Flamingo, an 80B parameter vision-language model (VLM) AI, was recently trained by DeepMind. On 16 vision-language benchmarks, Flamingo beats all other few-shot learning models by combining separately pre-trained vision and language models. Additionally, Flamingo can talk with users and respond to inquiries about uploaded photos and videos.
Flamingo was created by DeepMind and is built on two earlier models: Perceiver, a multimodal classifier model, and Chinchilla, a 70B parameter language production model. Flamingo combines these two models into a single neural network, which is then trained using the interleaved image and text data sets. A vision-language AI is created as a result, capable of learning new tasks with little to no further training data.
Multimodal VLMs, like CLIP, have demonstrated success at zero-shot learning, but their range of tasks is constrained because these models only produce a score showing the similarity between an image and a textual description. Other VLMs, like DALL-E, can create photorealistic images from a description but cannot complete tasks like visual question answering (VQA) or image captioning since they cannot produce language.

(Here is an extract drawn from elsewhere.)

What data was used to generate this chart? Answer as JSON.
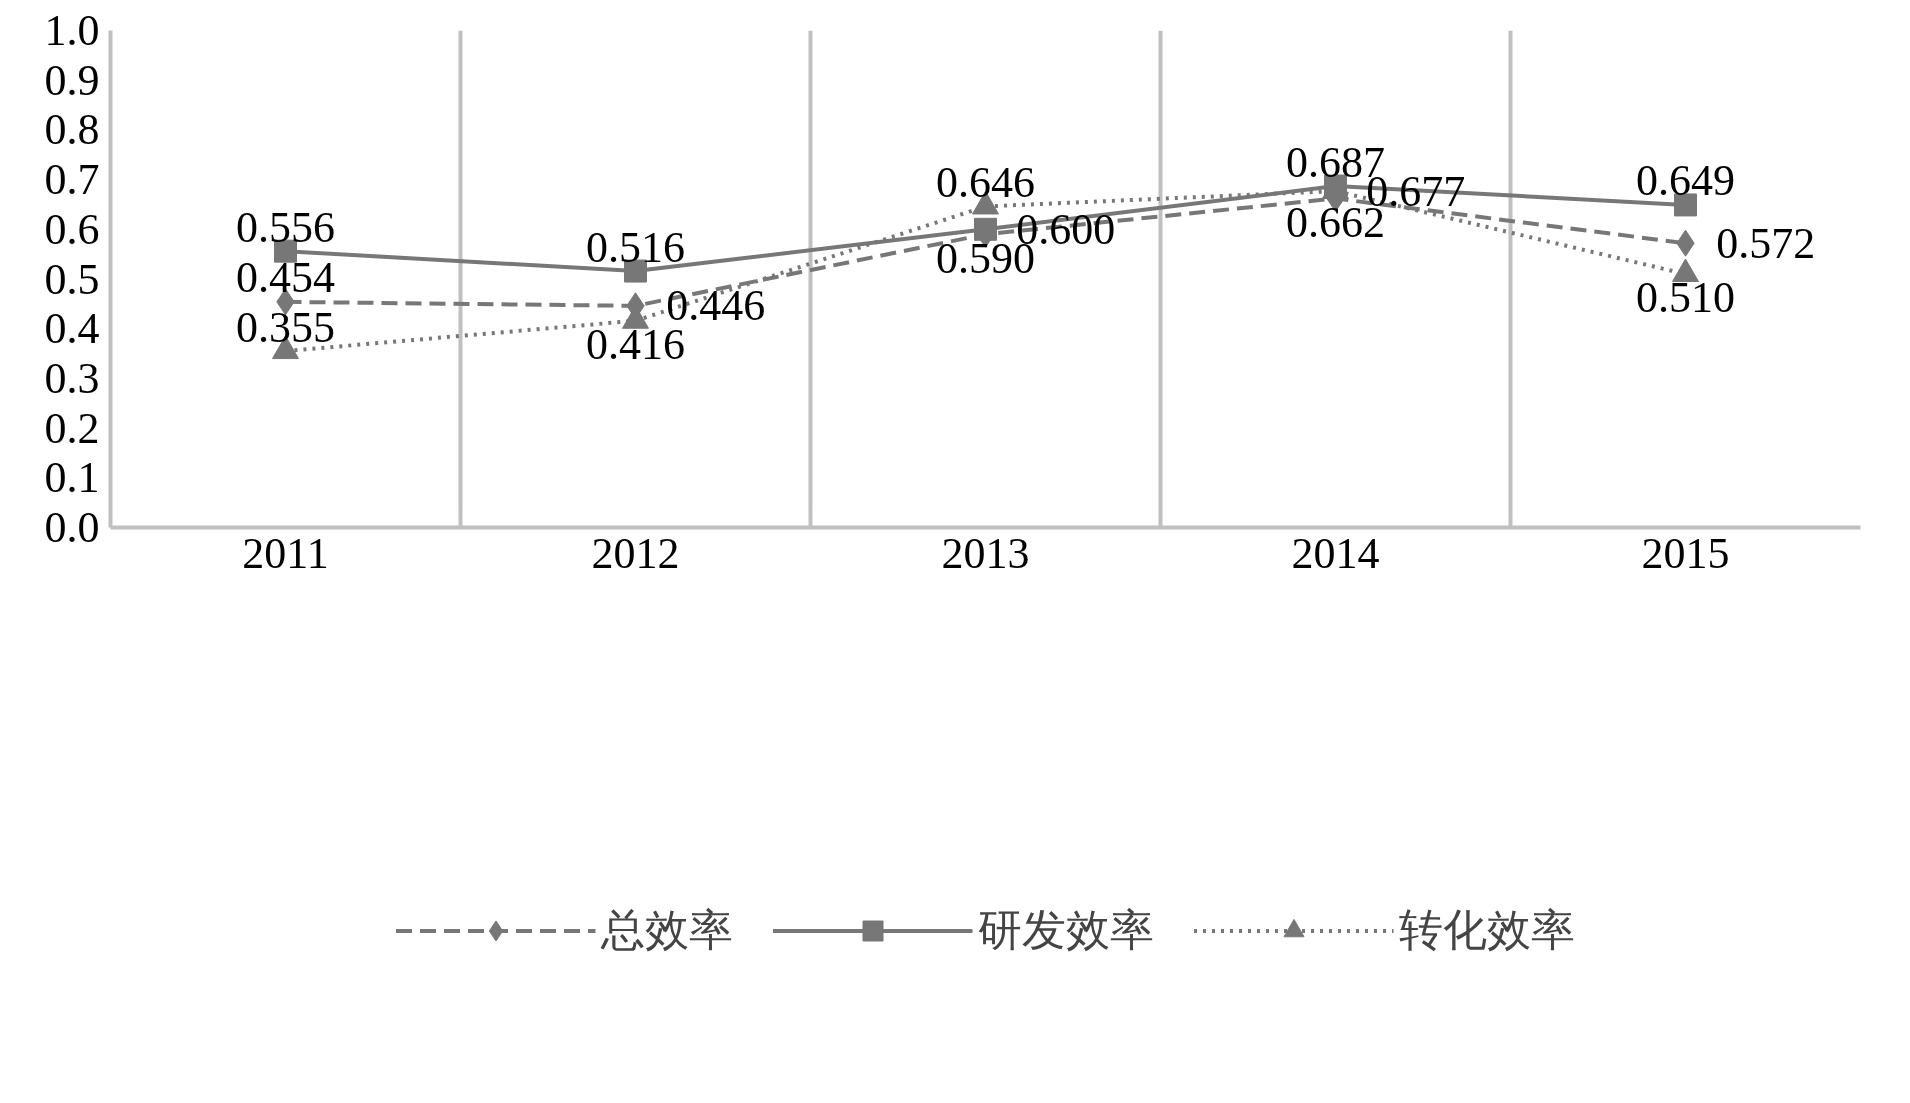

To seamlessly connect the pretrained vision and language models, the researchers also add two learnable architecture elements: a Perceiver Resampler and cross attention layers. The vision encoder sends its spatiotemporal properties to the perceiver resampler, which then outputs a collection of visual tokens. The model may combine visual information for the next-token prediction task by using these visual tokens to condition the frozen LM via newly initialized cross attention layers between the pretrained LM layers.
For 16 multimodal benchmarks, including visual dialogue, VQA, captioning, and image categorization, DeepMind evaluated Flamingo. Flamingo surpassed prior best results "by a substantial margin" in few-shot learning scenarios. Flamingo surpassed cutting-edge fine-tuned models on six of the benchmarks without undergoing its own fine-tuning; instead, Flamingo was given 32 samples, which is "approximately 1000 times less" than the fine-tuned models, and was only utilized in a few-shot situation.